Direktur Pusat Studi Pemikiran Pancasila (PSPP), Staf Ahli MPR RI. Mantan Tenaga Ahli Unit Kerja Presiden Pembinaan Ideologi Pancasila (2017-2018). Penulis buku; (1) Islam dan Pancasila, Perspektif Maqashid Syariah Prof. KH Yudian Wahyudi, PhD (2022).  (2) Pancasila versus Khilafah (2021), (3) Pancasila, Pemikiran Bung Karno (2020), (4) Islam, Pancasila dan Deradikalisasi (2018), (5) Falsafah Kebudayaan Pancasila (2016), serta beberapa buku lain bertema kebangsaan, Islam dan kebudayaan.

Radikalisme, Kampus, dan Religiusasi Pancasila

Kompas.com - 08/06/2019, 06:52 WIB
Anda bisa menjadi kolumnis !
Kriteria (salah satu): akademisi, pekerja profesional atau praktisi di bidangnya, pengamat atau pemerhati isu-isu strategis, ahli/pakar di bidang tertentu, budayawan/seniman, aktivis organisasi nonpemerintah, tokoh masyarakat, pekerja di institusi pemerintah maupun swasta, mahasiswa S2 dan S3. Cara daftar baca di sini

 

SETARA Institute telah melansir temuan riset nasionalnya tentang wacana keagamaan yang berkembang di lingkungan pendidikan tinggi.

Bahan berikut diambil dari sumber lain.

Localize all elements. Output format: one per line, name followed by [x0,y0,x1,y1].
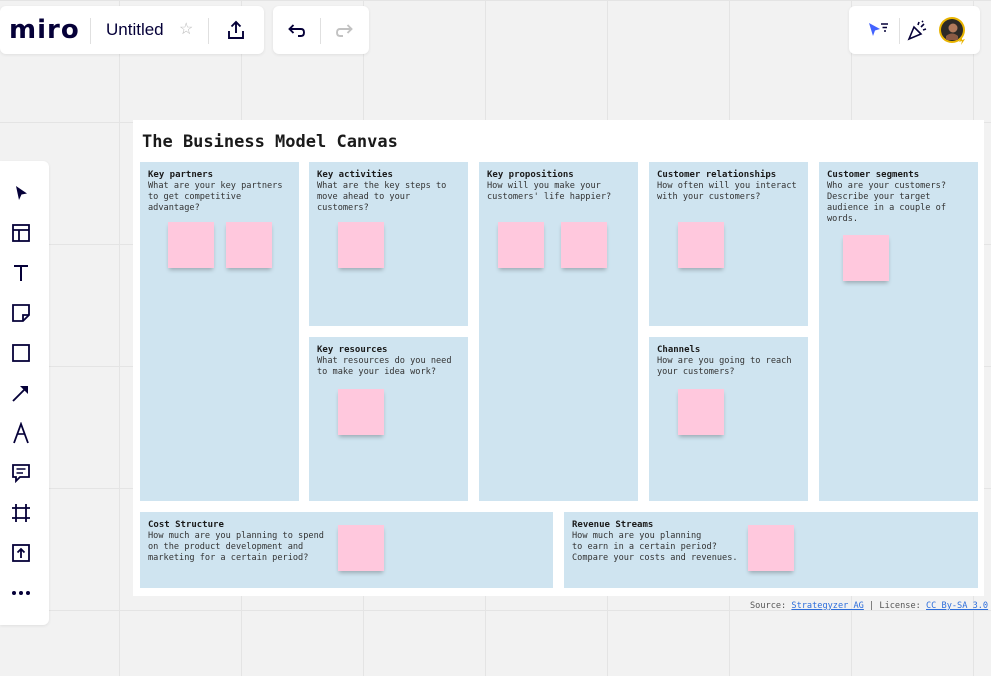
miro-logo[interactable]: miro [9,17,80,43]
celebration-icon[interactable] [905,18,931,42]
block-key-activities[interactable]: Key activities What are the key steps to… [309,162,468,326]
divider [899,18,900,44]
templates-icon[interactable] [9,221,33,245]
undo-icon[interactable] [284,18,308,42]
sticky-note[interactable] [338,525,384,571]
block-title: Customer relationships [657,170,777,180]
select-tool-icon[interactable] [9,181,33,205]
block-description: What are your key partners to get compet… [148,181,283,213]
block-channels[interactable]: Channels How are you going to reach your… [649,337,808,501]
pen-tool-icon[interactable] [9,421,33,445]
block-customer-segments[interactable]: Customer segments Who are your customers… [819,162,978,501]
block-title: Key activities [317,170,393,180]
star-icon[interactable]: ☆ [179,19,193,39]
block-key-propositions[interactable]: Key propositions How will you make your … [479,162,638,501]
more-tools-icon[interactable] [9,581,33,605]
divider [90,18,91,44]
block-title: Channels [657,345,701,355]
avatar[interactable] [938,16,968,46]
block-title: Key partners [148,170,214,180]
block-key-partners[interactable]: Key partners What are your key partners … [140,162,299,501]
sticky-note[interactable] [678,222,724,268]
board-title[interactable]: Untitled [106,20,164,40]
sticky-note[interactable] [843,235,889,281]
board-header: miro Untitled ☆ [0,6,264,54]
cursor-filter-icon[interactable] [865,18,891,42]
canvas-title: The Business Model Canvas [142,132,398,152]
sticky-note[interactable] [338,389,384,435]
frame-tool-icon[interactable] [9,501,33,525]
sticky-note-icon[interactable] [9,301,33,325]
divider [208,18,209,44]
license-label: License: [879,601,921,611]
connection-line-icon[interactable] [9,381,33,405]
redo-icon[interactable] [333,18,357,42]
license-link[interactable]: CC By-SA 3.0 [926,601,988,611]
block-description: How are you going to reach your customer… [657,356,792,377]
sticky-note[interactable] [226,222,272,268]
sticky-note[interactable] [678,389,724,435]
left-toolbar [0,161,49,625]
block-description: What resources do you need to make your … [317,356,452,377]
business-model-canvas-frame[interactable]: The Business Model Canvas Key partners W… [133,120,984,596]
block-description: How will you make your customers' life h… [487,181,612,202]
block-title: Key resources [317,345,388,355]
shape-tool-icon[interactable] [9,341,33,365]
source-license-footer: Source: Strategyzer AG | License: CC By-… [750,601,988,611]
block-customer-relationships[interactable]: Customer relationships How often will yo… [649,162,808,326]
source-label: Source: [750,601,787,611]
sticky-note[interactable] [561,222,607,268]
collaboration-panel [849,6,980,54]
history-controls [273,6,369,54]
source-link[interactable]: Strategyzer AG [791,601,863,611]
block-description: Who are your customers? Describe your ta… [827,181,946,224]
sticky-note[interactable] [168,222,214,268]
upload-icon[interactable] [9,541,33,565]
sticky-note[interactable] [338,222,384,268]
sticky-note[interactable] [748,525,794,571]
sticky-note[interactable] [498,222,544,268]
divider [320,18,321,44]
share-upload-icon[interactable] [224,18,248,42]
block-title: Customer segments [827,170,920,180]
block-description: How often will you interact with your cu… [657,181,797,202]
footer-separator: | [869,601,875,611]
text-tool-icon[interactable] [9,261,33,285]
block-title: Key propositions [487,170,574,180]
block-key-resources[interactable]: Key resources What resources do you need… [309,337,468,501]
block-description: What are the key steps to move ahead to … [317,181,447,213]
comment-icon[interactable] [9,461,33,485]
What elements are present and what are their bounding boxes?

Hasilnya, wacana yang dikembangkan oleh gerakan tarbiyah dan eks-Hizbut Tahrir Indonesia (HTI) disebut mendominasi. Sebuah temuan yang tak mengejutkan dan makin mengkhawatirkan.

Riset ini dilakukan pada Februari-April 2019 di 10 Perguruan Tinggi Negeri (PTN), meliputi; Universitas Indonesia (UI), UIN Syarif Hidayatullah Jakarta, Institut Teknologi Bandung (ITB), UIN Sunan Gunung Djati Bandung, Institut Pertanian Bogor (IPB), dan Universitas Gadjah Mada (UGM). Riset juga dilakukan di Universitas Negeri Yogyakarta (UNY), Universitas Brawijaya (Unibraw), Universitas Mataram (Unram), dan Universitas Airlangga (Unair).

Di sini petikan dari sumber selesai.